“I am in Dyer need of going back. Thanks for everything.” – Aisha (Joberg)
“Super! I really liked the locale and crew, lot of puns which were punny :)” – Momo
“Awesome day with some great sites. Thank you.” – Sophie
“Great experience, with amazing sites!” – Jenny
The wind has picked up a little from yesterday but that did not deter us from having an awesome time out on the water. We’re heading into the festive season, so we’re starting to see quite a few South Africans join us on board, which is always special as we are able to share the not-so-well-known side of our natural heritage.

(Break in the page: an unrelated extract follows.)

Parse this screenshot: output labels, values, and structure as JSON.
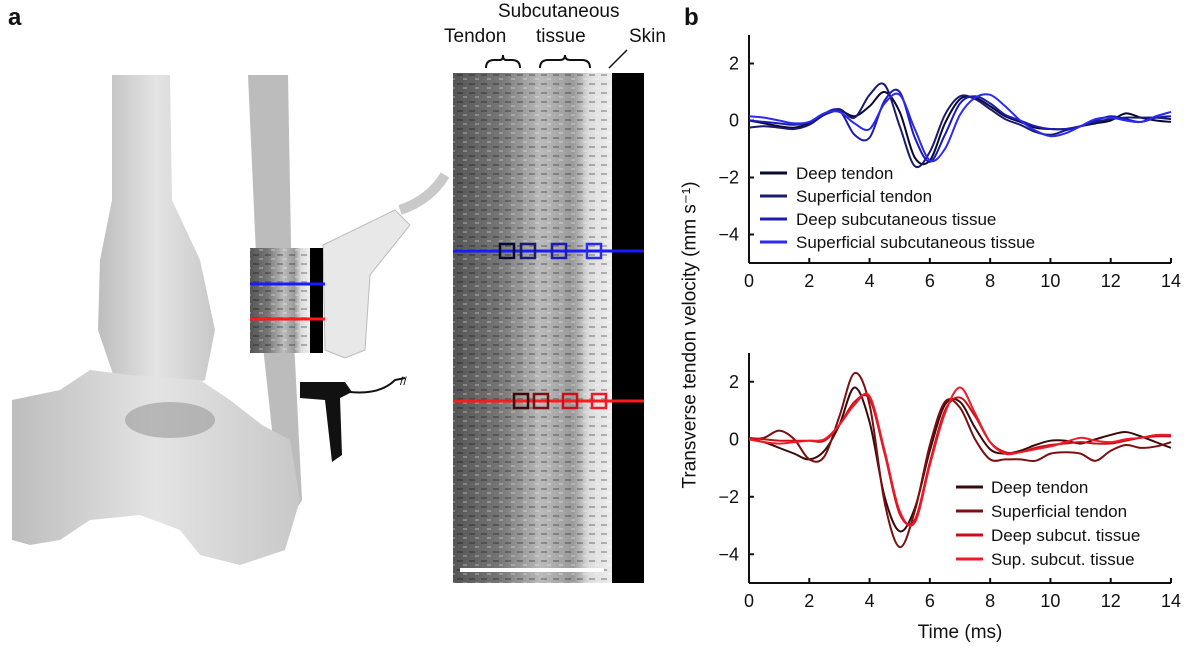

We started off our tour by heading straight towards Slashfin, as they only had one trip today. Here, a few lucky clients got to catch a glimpse of a Bronze Whaler Shark. Although the sharks were a bit elusive when we stopped, we’re really happy to say that earlier in this trip, the guys hit the jackpot and got to see a Great White Shark. We haven’t seen a White Shark in a few days now so this was great news for all on board.

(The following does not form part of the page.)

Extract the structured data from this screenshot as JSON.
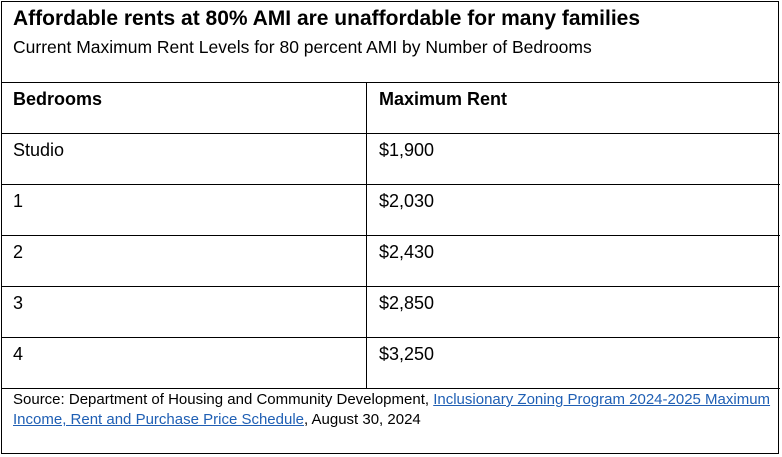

After this, we decided to make our move towards Pearly Beach. We moved over The Clyde, spotting a few seals along the way, before cruising along the coast in search of some whales. At this time of year, every sighting is an absolute blessing and you’d think that by now we’d have to do a lot of travelling but, we found a pair of Southern Right Whales just as we made our way into Pearly Beach. The whales were a little shy at the beginning of the trip but, warmed up to us nicely and gave a great show towards the end. At first, we watched them pop up occasionally and do some travelling but, they soon settled and we got to watch them play around a bit. Mom started rolling onto her side whilst baby started checking up on us above the water by giving a spy hop or two.
We moved over to the Cape Fur Seals next, where we had a very special surprise for all our clients. Two new-born seals were to be released on our trip today after they had somehow made their way to the mainland! These little pups only really start swimming in around February and cannot fend for themselves, so we decided to give them a second chance by dropping them off as close to Geyser Rock as what we can. Mother seals find their pups by scent and by sound, although it must be a little tough with around 10 000 babies being born at this time of year.
Our last stop the day was just in front of Dyer Island, with us heading back home after this for some soup and bread!